Former serviceman teaching boat builders of the future
Published: 24th November 2020
A lecturer who retrained after completing 22 years of service in the Military is highlighting to others the massive amount of retraining options available.
Study Programme Manager for Boatbuilding at Falmouth Marine School, Chris Bosanko – Green, spent nine years in the Royal Air Force and 13 years in the Army before he had to consider his options for resettlement.
“Looking through the multitude of resettlement magazines that are readily available to personnel at this endpoint of their military careers, I was drawn most to the thought of using the practical skills I had learned early in life and in particular woodworking, which I had continued to practice as a hobby,” Chris explained.

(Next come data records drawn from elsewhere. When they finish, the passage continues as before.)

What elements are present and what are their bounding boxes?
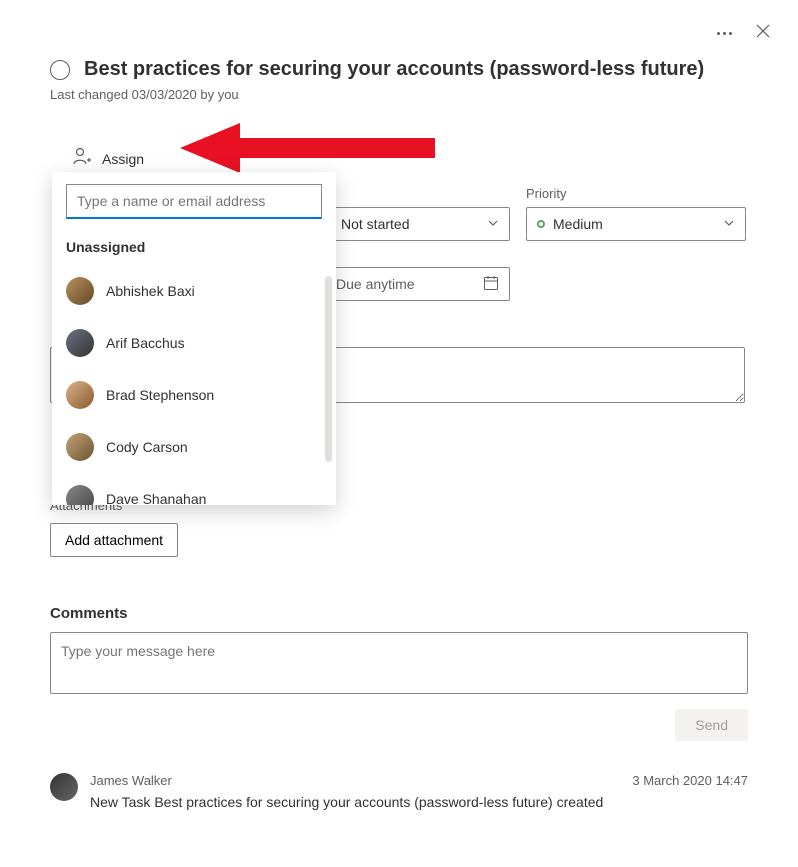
avatar — [66, 329, 94, 357]
avatar — [66, 277, 94, 305]
assign-dropdown: Unassigned Abhishek Baxi Arif Bacchus Br… — [52, 172, 336, 505]
add-attachment-button[interactable]: Add attachment — [50, 523, 178, 557]
comment-item: James Walker 3 March 2020 14:47 New Task… — [50, 773, 748, 810]
avatar — [66, 381, 94, 409]
priority-label: Priority — [526, 186, 746, 201]
last-changed-text: Last changed 03/03/2020 by you — [50, 87, 748, 102]
comment-input[interactable] — [50, 632, 748, 694]
complete-task-checkbox[interactable] — [50, 60, 70, 80]
avatar — [66, 485, 94, 505]
assign-search-input[interactable] — [66, 184, 322, 219]
person-add-icon — [72, 146, 92, 171]
unassigned-option[interactable]: Unassigned — [52, 229, 336, 265]
comment-author: James Walker — [90, 773, 172, 788]
chevron-down-icon — [723, 216, 735, 232]
assign-button[interactable]: Assign — [72, 146, 748, 171]
priority-value: Medium — [553, 216, 603, 232]
assign-label: Assign — [102, 151, 144, 167]
task-title[interactable]: Best practices for securing your account… — [84, 58, 704, 81]
avatar — [50, 773, 78, 801]
avatar — [66, 433, 94, 461]
more-options-button[interactable] — [713, 28, 736, 39]
person-option[interactable]: Abhishek Baxi — [52, 265, 336, 317]
person-option[interactable]: Dave Shanahan — [52, 473, 336, 505]
calendar-icon — [483, 275, 499, 294]
comment-text: New Task Best practices for securing you… — [90, 794, 748, 810]
person-option[interactable]: Arif Bacchus — [52, 317, 336, 369]
person-option[interactable]: Brad Stephenson — [52, 369, 336, 421]
priority-select[interactable]: Medium — [526, 207, 746, 241]
close-button[interactable] — [752, 20, 774, 47]
priority-indicator-icon — [537, 220, 545, 228]
person-name: Arif Bacchus — [106, 335, 185, 351]
close-icon — [756, 24, 770, 38]
person-option[interactable]: Cody Carson — [52, 421, 336, 473]
person-name: Abhishek Baxi — [106, 283, 195, 299]
person-name: Dave Shanahan — [106, 491, 206, 505]
chevron-down-icon — [487, 216, 499, 232]
person-name: Brad Stephenson — [106, 387, 214, 403]
send-button[interactable]: Send — [675, 709, 748, 741]
scrollbar[interactable] — [325, 276, 332, 462]
comment-timestamp: 3 March 2020 14:47 — [632, 773, 748, 788]
person-name: Cody Carson — [106, 439, 188, 455]
comments-heading: Comments — [50, 605, 748, 622]
priority-field: Priority Medium — [526, 186, 746, 241]
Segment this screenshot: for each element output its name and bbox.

“The one trade encompassing these skills that really stood out to me was boatbuilding, the challenge of building something like nothing else I had made from timber before. Sailing was something I had always enjoyed and also something that I wanted to explore and learn more about.”
For Chris’ final posting he returned to Cornwall where he met CEO of the forces sail training charity Turn To Starboard, Shaun Pascoe.
Chris was offered a place on their Yachtmaster programme for ex-servicemen. He completed a number of RYA qualifications with Turn to Starboard. He also completed RYA powerboat courses and a marine diesel engine course, all in preparation for his transition to Boatbuilding.
After completing his final day in uniform, Chris finished his boatbuilding training at Falmouth Marine School.
“Skills taught during this course included basic joinery, marine specific joinery, traditional wooden boat building techniques, modern wooden boatbuilding techniques and skills required for the fabrication and repair of composite constructed boats,” Chris explained.
“The best part of the course was being able to practice and develop these skills on live boat projects, in-line with industry standards.”
Chris registered his own company and started to undertake some small paid jobs.
“On successful completion of the course I continued with my business venture, with a view to making it as successful a company as I possibly could,” he continued.
“In 2018 I became a boatbuilding instructor at Falmouth Marine School.”
This year Falmouth Marine School is celebrating 100 years of teaching boatbuilding skills to the marine industry.
Head of Falmouth Marine School, Steve Taylor, said Chris has “become a great asset to the boatbuilding department at Falmouth Marine School.”
“His transferable skills learnt in the forces have been very useful in his teaching career, they have allowed him to develop himself into the role and his thirst for self-development and knowledge really show.”
“I’m very proud to be a part of this College in such a monumental year and I look forward to teaching the boat builders of the future for many more years to come,” Chris continued.
“This is a job that I get so much from; watching students that have never undertaken any woodwork training in their lives, work together to produce, repair and restore some absolutely fantastic boats.
“The achievements of some of these learners in a relatively short space of time is absolutely phenomenal.”
When Chris retired from the military, he never thought he would end up teaching in Further Education.
“I know think that this is a role that service life prepares us well for. In any trade and any vocational qualification, teaching is about sharing knowledge, developing understanding, promoting learning within an engaging environment, coaching, mentoring, assessing and preparing learners for progression into industry.”
“I get immense satisfaction from watching the growth of my learners from day one to completion of their course; and the sense of achievement on their faces when we launch our boats at the end of the year is just priceless.”
“If you meet the criteria for a particular subject, I couldn’t recommend teaching within the FE sector highly enough,” Chris concluded.